Four Months to Forge Change: Belgium's EU Council Presidency Challenge

The Belgian presidency faces the challenge of realizing ambitious goals in a limited timeframe

Belgium's presidency of the Council of the European Union, spanning from January 1st to June 30th, 2024, faces the arduous task of finalizing major ongoing dossiers before the legislature's end. The six priorities of the presidency will be the rule of law, economic competitiveness, the green transition, the social agenda, border protection, and the EU’s global positioning.

As to the social priorities, these include efforts to finalize pivotal legislation like the Directive on Platform Work and shaping the EU's social agenda for 2024-2029. To this end, the Belgian presidency aims to sign an Inter-institutional Declaration on the Future Social Agenda of the EU between the EU institutions, social partners, and civil society. This initiative enables to hand over to the next Commission a concrete Action Plan with specific initiatives and priorities in the social field.

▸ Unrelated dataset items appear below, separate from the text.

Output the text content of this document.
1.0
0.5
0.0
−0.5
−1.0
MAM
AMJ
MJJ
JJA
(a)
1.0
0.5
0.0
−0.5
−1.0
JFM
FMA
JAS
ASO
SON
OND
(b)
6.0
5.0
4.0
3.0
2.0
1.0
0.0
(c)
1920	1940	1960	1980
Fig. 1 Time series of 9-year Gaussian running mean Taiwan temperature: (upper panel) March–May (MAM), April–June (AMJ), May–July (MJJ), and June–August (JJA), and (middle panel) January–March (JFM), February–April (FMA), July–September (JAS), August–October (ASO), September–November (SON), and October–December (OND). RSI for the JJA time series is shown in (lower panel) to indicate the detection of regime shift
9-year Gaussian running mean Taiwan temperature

As negotiations between Parliament and the Council on the reform of the European fiscal rules are about to start, Belgium will also use its presidency to ensure that the new rules leave enough space for Member States to implement social investments and reforms, while simultaneously preventing pro-cyclical cuts in times of economic downturn. Other objectives will be to strengthen the role of social and employment affairs ministers in the European Semester and to integrate the Social Convergence Framework in the Semester, an instrument aiming to detect and correct “social risks” within member states.

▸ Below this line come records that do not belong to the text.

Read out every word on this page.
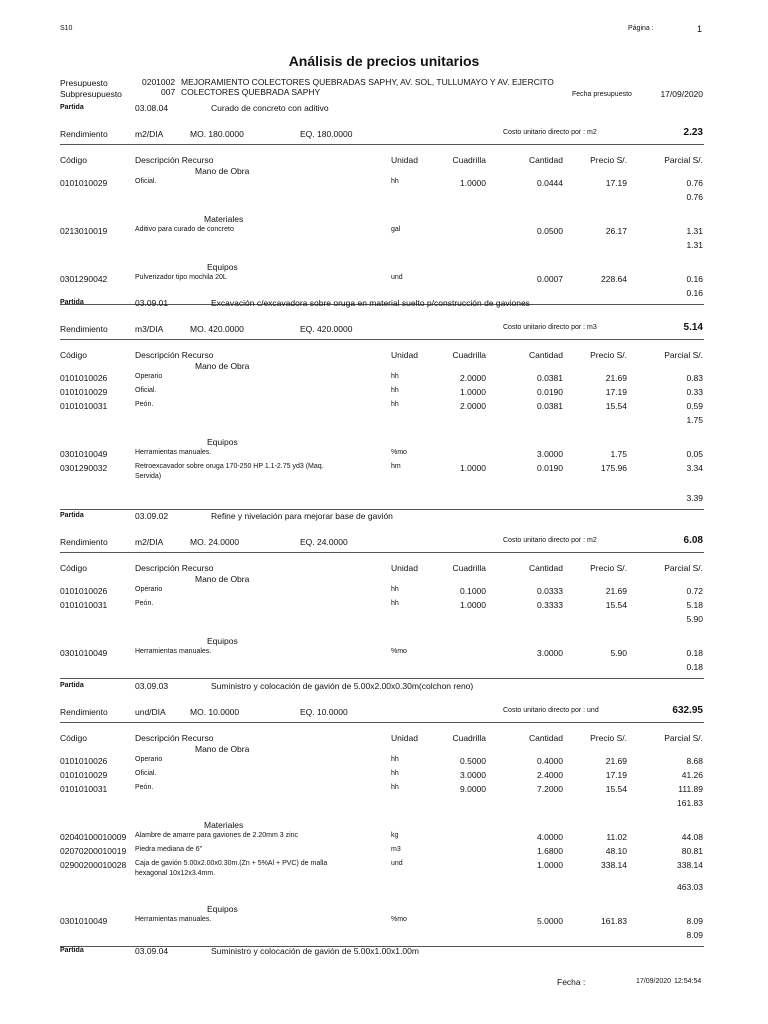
S10	Página :	1
Análisis de precios unitarios
Presupuesto	0201002 MEJORAMIENTO COLECTORES QUEBRADAS SAPHY, AV. SOL, TULLUMAYO Y AV. EJERCITO
Subpresupuesto	007 COLECTORES QUEBRADA SAPHY	Fecha presupuesto	17/09/2020
Partida	03.08.04	Curado de concreto con aditivo
Rendimiento	m2/DIA	MO. 180.0000	EQ. 180.0000	Costo unitario directo por : m2	2.23
Código	Descripción Recurso	Unidad	Cuadrilla	Cantidad	Precio S/.	Parcial S/.
Mano de Obra
0101010029	Oficial.	hh	1.0000	0.0444	17.19	0.76
0.76
Materiales
0213010019	Aditivo para curado de concreto	gal	0.0500	26.17	1.31
1.31
Equipos
0301290042	Pulverizador tipo mochila 20L	und	0.0007	228.64	0.16
0.16
Partida	03.09.01	Excavación c/excavadora sobre oruga en material suelto p/construcción de gaviones
Rendimiento	m3/DIA	MO. 420.0000	EQ. 420.0000	Costo unitario directo por : m3	5.14
Código	Descripción Recurso	Unidad	Cuadrilla	Cantidad	Precio S/.	Parcial S/.
Mano de Obra
0101010026	Operario	hh	2.0000	0.0381	21.69	0.83
0101010029	Oficial.	hh	1.0000	0.0190	17.19	0.33
0101010031	Peón.	hh	2.0000	0.0381	15.54	0.59
1.75
Equipos
0301010049	Herramientas manuales.	%mo	3.0000	1.75	0.05
0301290032	Retroexcavador sobre oruga 170-250 HP 1.1-2.75 yd3 (Maq.
Servida)
hm	1.0000	0.0190	175.96	3.34
3.39
Partida	03.09.02	Refine y nivelación para mejorar base de gavión
Rendimiento	m2/DIA	MO. 24.0000	EQ. 24.0000	Costo unitario directo por : m2	6.08
Código	Descripción Recurso	Unidad	Cuadrilla	Cantidad	Precio S/.	Parcial S/.
Mano de Obra
0101010026	Operario	hh	0.1000	0.0333	21.69	0.72
0101010031	Peón.	hh	1.0000	0.3333	15.54	5.18
5.90
Equipos
0301010049	Herramientas manuales.	%mo	3.0000	5.90	0.18
0.18
Partida	03.09.03	Suministro y colocación de gavión de 5.00x2.00x0.30m(colchon reno)
Rendimiento	und/DIA	MO. 10.0000	EQ. 10.0000	Costo unitario directo por : und	632.95
Código	Descripción Recurso	Unidad	Cuadrilla	Cantidad	Precio S/.	Parcial S/.
Mano de Obra
0101010026	Operario	hh	0.5000	0.4000	21.69	8.68
0101010029	Oficial.	hh	3.0000	2.4000	17.19	41.26
0101010031	Peón.	hh	9.0000	7.2000	15.54	111.89
161.83
Materiales
02040100010009 Alambre de amarre para gaviones de 2.20mm 3 zinc	kg	4.0000	11.02	44.08
02070200010019 Piedra mediana de 6"	m3	1.6800	48.10	80.81
02900200010028 Caja de gavión 5.00x2.00x0.30m.(Zn + 5%Al + PVC) de malla
hexagonal 10x12x3.4mm.
und	1.0000	338.14	338.14
463.03
Equipos
0301010049	Herramientas manuales.	%mo	5.0000	161.83	8.09
8.09
Partida	03.09.04	Suministro y colocación de gavión de 5.00x1.00x1.00m
Fecha :	17/09/2020 12:54:54
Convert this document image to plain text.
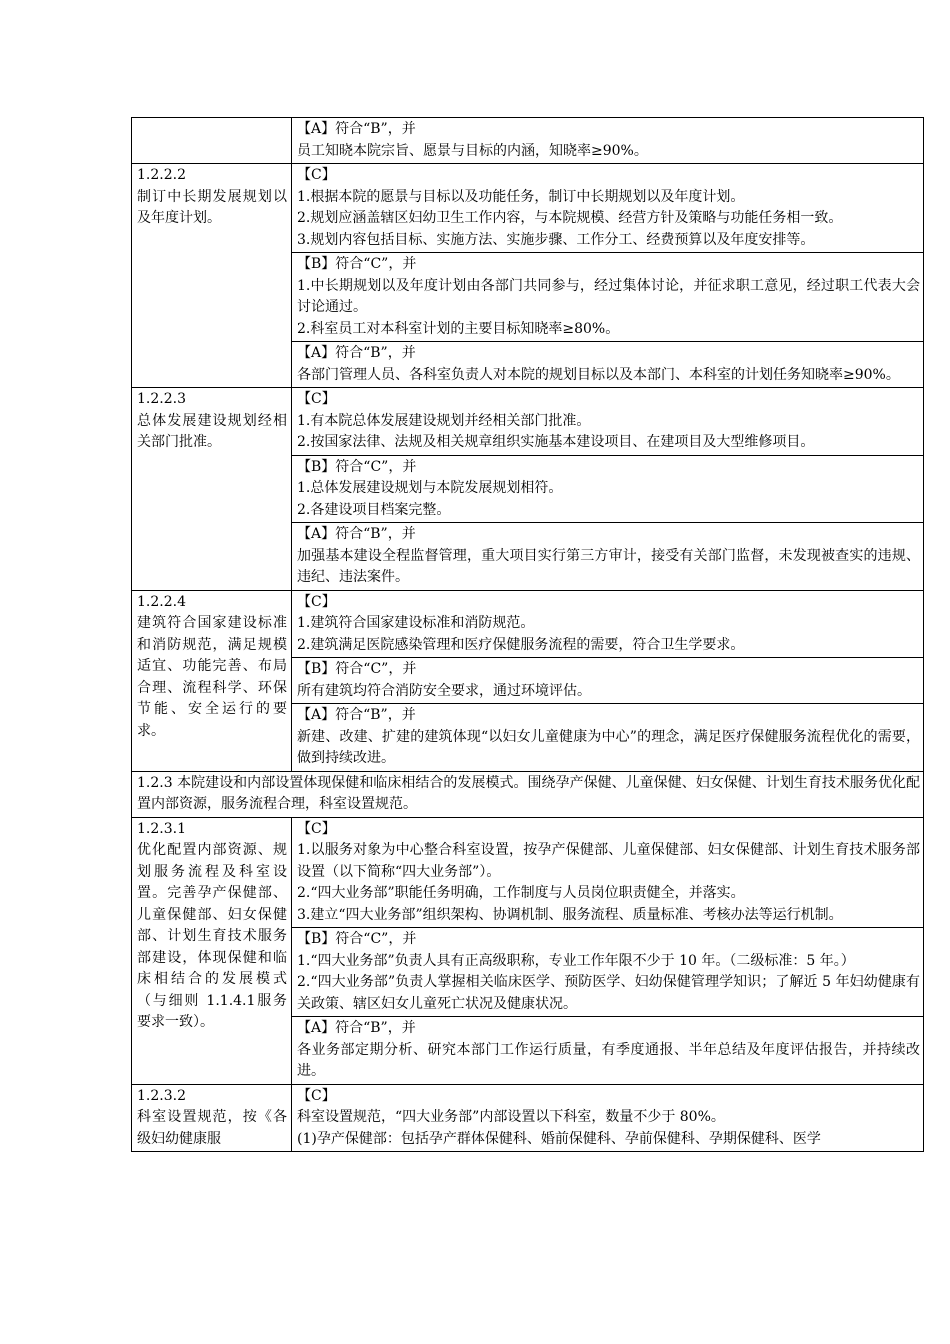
	【A】符合“B”，并
员工知晓本院宗旨、愿景与目标的内涵，知晓率≥90%。

1.2.2.2
制订中长期发展规划以及年度计划。	【C】
1.根据本院的愿景与目标以及功能任务，制订中长期规划以及年度计划。
2.规划应涵盖辖区妇幼卫生工作内容，与本院规模、经营方针及策略与功能任务相一致。
3.规划内容包括目标、实施方法、实施步骤、工作分工、经费预算以及年度安排等。

	【B】符合“C”，并
1.中长期规划以及年度计划由各部门共同参与，经过集体讨论，并征求职工意见，经过职工代表大会讨论通过。
2.科室员工对本科室计划的主要目标知晓率≥80%。

	【A】符合“B”，并
各部门管理人员、各科室负责人对本院的规划目标以及本部门、本科室的计划任务知晓率≥90%。

1.2.2.3
总体发展建设规划经相关部门批准。	【C】
1.有本院总体发展建设规划并经相关部门批准。
2.按国家法律、法规及相关规章组织实施基本建设项目、在建项目及大型维修项目。

	【B】符合“C”，并
1.总体发展建设规划与本院发展规划相符。
2.各建设项目档案完整。

	【A】符合“B”，并
加强基本建设全程监督管理，重大项目实行第三方审计，接受有关部门监督，未发现被查实的违规、违纪、违法案件。

1.2.2.4
建筑符合国家建设标准和消防规范，满足规模适宜、功能完善、布局合理、流程科学、环保节能、安全运行的要求。	【C】
1.建筑符合国家建设标准和消防规范。
2.建筑满足医院感染管理和医疗保健服务流程的需要，符合卫生学要求。

	【B】符合“C”，并
所有建筑均符合消防安全要求，通过环境评估。

	【A】符合“B”，并
新建、改建、扩建的建筑体现“以妇女儿童健康为中心”的理念，满足医疗保健服务流程优化的需要，做到持续改进。

1.2.3 本院建设和内部设置体现保健和临床相结合的发展模式。围绕孕产保健、儿童保健、妇女保健、计划生育技术服务优化配置内部资源，服务流程合理，科室设置规范。	

1.2.3.1
优化配置内部资源、规划服务流程及科室设置。完善孕产保健部、儿童保健部、妇女保健部、计划生育技术服务部建设，体现保健和临床相结合的发展模式（与细则 1.1.4.1服务要求一致）。	【C】
1.以服务对象为中心整合科室设置，按孕产保健部、儿童保健部、妇女保健部、计划生育技术服务部设置（以下简称“四大业务部”）。
2.“四大业务部”职能任务明确，工作制度与人员岗位职责健全，并落实。
3.建立“四大业务部”组织架构、协调机制、服务流程、质量标准、考核办法等运行机制。

	【B】符合“C”，并
1.“四大业务部”负责人具有正高级职称，专业工作年限不少于 10 年。（二级标准：5 年。）
2.“四大业务部”负责人掌握相关临床医学、预防医学、妇幼保健管理学知识；了解近 5 年妇幼健康有关政策、辖区妇女儿童死亡状况及健康状况。

	【A】符合“B”，并
各业务部定期分析、研究本部门工作运行质量，有季度通报、半年总结及年度评估报告，并持续改进。

1.2.3.2
科室设置规范，按《各级妇幼健康服	【C】
科室设置规范，“四大业务部”内部设置以下科室，数量不少于 80%。
(1)孕产保健部：包括孕产群体保健科、婚前保健科、孕前保健科、孕期保健科、医学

Lastly, Belgium targets combating social dumping and fostering fair labor mobility across the EU, with proposals to bolster the European Labour Authority and address rights and obligations in labor mobility, including for non-EU nationals.

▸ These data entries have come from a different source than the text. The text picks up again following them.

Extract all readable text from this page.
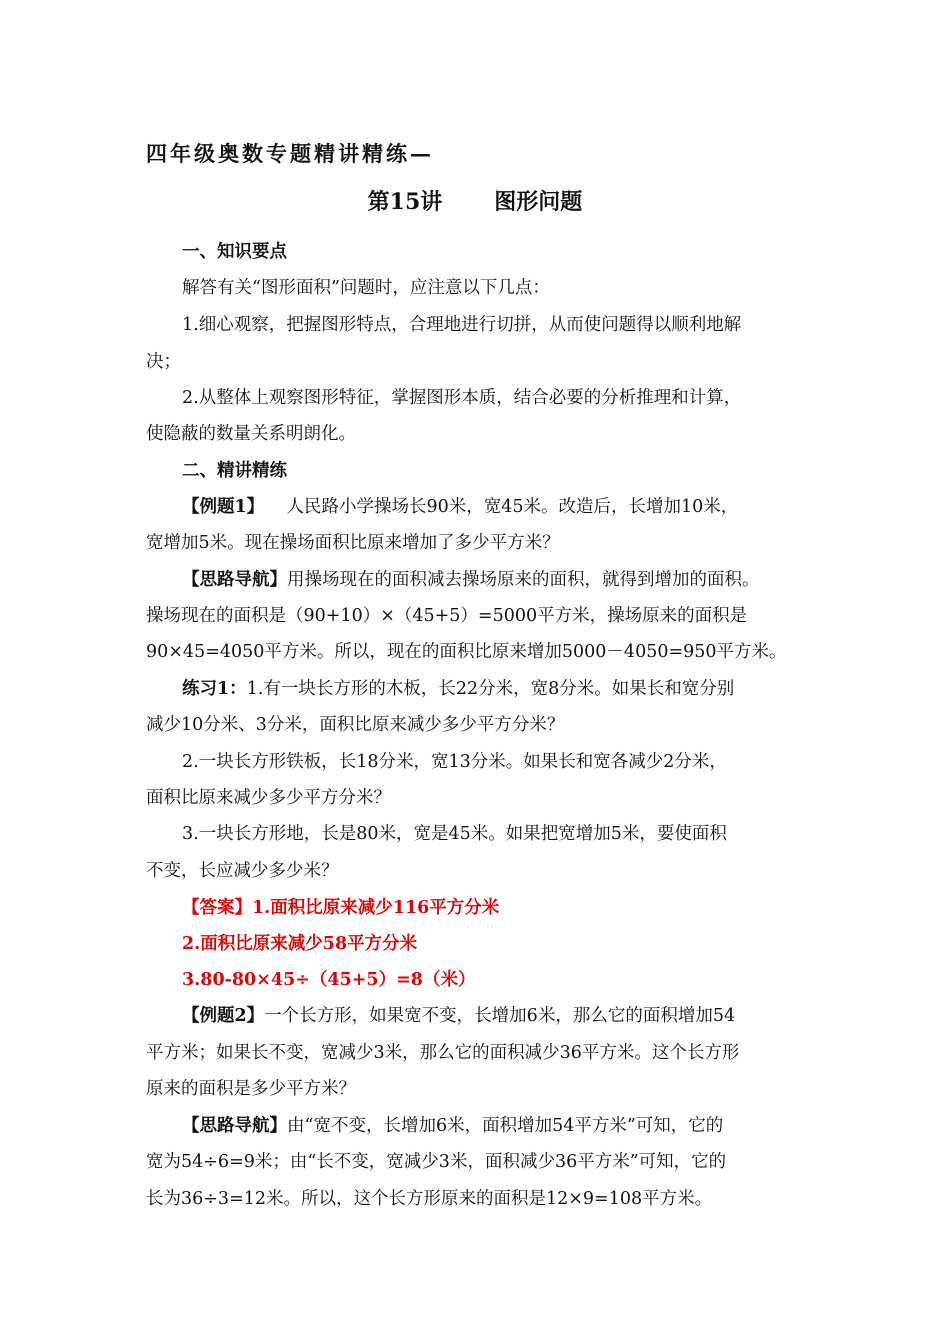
四年级奥数专题精讲精练—
第15讲 图形问题
一、知识要点
解答有关“图形面积”问题时，应注意以下几点：
1.细心观察，把握图形特点，合理地进行切拼，从而使问题得以顺利地解
决；
2.从整体上观察图形特征，掌握图形本质，结合必要的分析推理和计算，
使隐蔽的数量关系明朗化。
二、精讲精练
【例题1】 人民路小学操场长90米，宽45米。改造后，长增加10米，
宽增加5米。现在操场面积比原来增加了多少平方米？
【思路导航】用操场现在的面积减去操场原来的面积，就得到增加的面积。
操场现在的面积是（90+10）×（45+5）=5000平方米，操场原来的面积是
90×45=4050平方米。所以，现在的面积比原来增加5000－4050=950平方米。
练习1：1.有一块长方形的木板，长22分米，宽8分米。如果长和宽分别
减少10分米、3分米，面积比原来减少多少平方分米？
2.一块长方形铁板，长18分米，宽13分米。如果长和宽各减少2分米，
面积比原来减少多少平方分米？
3.一块长方形地，长是80米，宽是45米。如果把宽增加5米，要使面积
不变，长应减少多少米？
【答案】1.面积比原来减少116平方分米
2.面积比原来减少58平方分米
3.80-80×45÷（45+5）=8（米）
【例题2】一个长方形，如果宽不变，长增加6米，那么它的面积增加54
平方米；如果长不变，宽减少3米，那么它的面积减少36平方米。这个长方形
原来的面积是多少平方米？
【思路导航】由“宽不变，长增加6米，面积增加54平方米”可知，它的
宽为54÷6=9米；由“长不变，宽减少3米，面积减少36平方米”可知，它的
长为36÷3=12米。所以，这个长方形原来的面积是12×9=108平方米。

Furthermore, Belgium's presidency faces several challenges. Among these is the fact that it will be marked by a tight timeline, as the final plenary session of the current European Parliament is scheduled for the end of April. This effectively leaves the Belgian presidency with only four months to finalize critical dossiers, a period further constrained by MEPs' focus on campaigning for the June elections. Moreover, the simultaneous occurrence of national elections in Belgium in June may impact its European leadership, with the expected rise of the far-right and separatist Vlaams Belang party possibly influencing the presidency's focus.